Durante aquel verano de 1950, Dave sólo vio de lejos a Gwen French dos veces, pero no se atrevió a abordarla y creyó notar que también ella había cambiado de camino para no encontrárselo.

Durante aquel primer año de su matrimonio, Dave tuvo ocasión también de enterarse de que el marinero manco había vuelto a Parkman y no dejaba de proferir amenazas de que le mataría el día menos pensado. Él no se atrevió a decirle nada a Ginnie porque ésta, con su respetabilidad recién conquistada, le habría formado una escena, reprochándole que lo que él quería era insultarla recordándole su pasado. Al cabo de un año, Dave conocía ya muy bien las inclinaciones de su mujer.
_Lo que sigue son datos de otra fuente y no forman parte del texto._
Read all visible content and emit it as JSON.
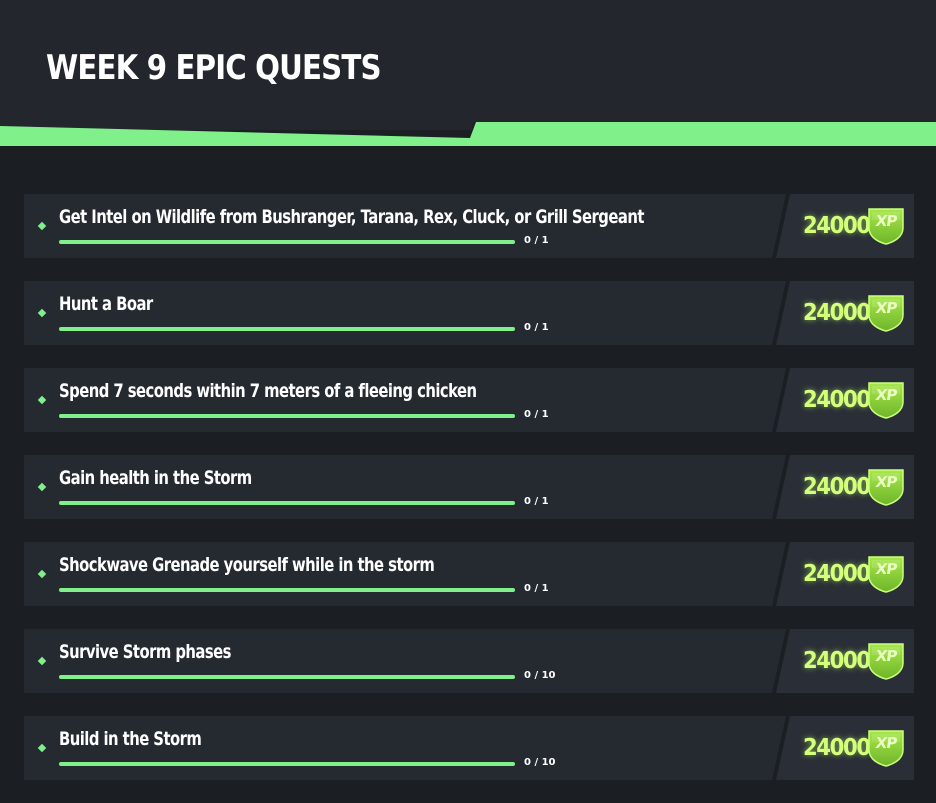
{
  "header": {
    "title": "WEEK 9 EPIC QUESTS"
  },
  "colors": {
    "accent": "#7ff08a",
    "xp_text": "#d4ff7a",
    "xp_badge": "#8fd63a"
  },
  "quests": [
    {
      "name": "Get Intel on Wildlife from Bushranger, Tarana, Rex, Cluck, or Grill Sergeant",
      "progress_text": "0 / 1",
      "current": 0,
      "target": 1,
      "bar_fill_fraction": 1,
      "xp": "24000",
      "xp_label": "XP",
      "icon": "xp-badge-icon"
    },
    {
      "name": "Hunt a Boar",
      "progress_text": "0 / 1",
      "current": 0,
      "target": 1,
      "bar_fill_fraction": 1,
      "xp": "24000",
      "xp_label": "XP",
      "icon": "xp-badge-icon"
    },
    {
      "name": "Spend 7 seconds within 7 meters of a fleeing chicken",
      "progress_text": "0 / 1",
      "current": 0,
      "target": 1,
      "bar_fill_fraction": 1,
      "xp": "24000",
      "xp_label": "XP",
      "icon": "xp-badge-icon"
    },
    {
      "name": "Gain health in the Storm",
      "progress_text": "0 / 1",
      "current": 0,
      "target": 1,
      "bar_fill_fraction": 1,
      "xp": "24000",
      "xp_label": "XP",
      "icon": "xp-badge-icon"
    },
    {
      "name": "Shockwave Grenade yourself while in the storm",
      "progress_text": "0 / 1",
      "current": 0,
      "target": 1,
      "bar_fill_fraction": 1,
      "xp": "24000",
      "xp_label": "XP",
      "icon": "xp-badge-icon"
    },
    {
      "name": "Survive Storm phases",
      "progress_text": "0 / 10",
      "current": 0,
      "target": 10,
      "bar_fill_fraction": 1,
      "xp": "24000",
      "xp_label": "XP",
      "icon": "xp-badge-icon"
    },
    {
      "name": "Build in the Storm",
      "progress_text": "0 / 10",
      "current": 0,
      "target": 10,
      "bar_fill_fraction": 1,
      "xp": "24000",
      "xp_label": "XP",
      "icon": "xp-badge-icon"
    }
  ]
}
Ginnie ansiaba elevarse en la escala social. Éste era otro motivo de disputa. Desde hacía algún tiempo no dejaba de lanzar pildorazos con respecto a su hermano Frank. ¿Por qué no habían de ser amigos de él? ¿ Por qué Dave le tenía tanta antipatía? Ahora que lo de la desviación de la carretera había dado unos resultados tan espléndidos, nada mejor que tener buenas relaciones con un hermano tan importante, decía ella una y otra vez machaconamente.

Dave se desesperaba y salía enfadado de su casa errando sin rumbo por las calles, sin meterse en ninguna taberna, porque ya no experimentaba el deseo de beber. También en aquel aspecto, Ginnie lo tenía sometido a una dieta rigurosa.

Por último, empezó a consolarse escribiendo de nuevo aquella parte de su novela que trataba de la historia de amor, pero haciendo del personaje femenino una caricatura sarcástica de Ginnie, que, en el relato, sería una campesina que empezaba entendiéndose con un soldado, luego con un cabo, después con un sargento y por fin con un comandante o capitán.

Envidiaba cualquier otro matrimonio, el de su hermano Frank, el de su sobrina Dawnie, aquella sobrina que no había visto desde hacía dos años y que, a pesar de su estupidez, había servido por lo menos para engendrar un bebé. Sí, un bebé auténtico.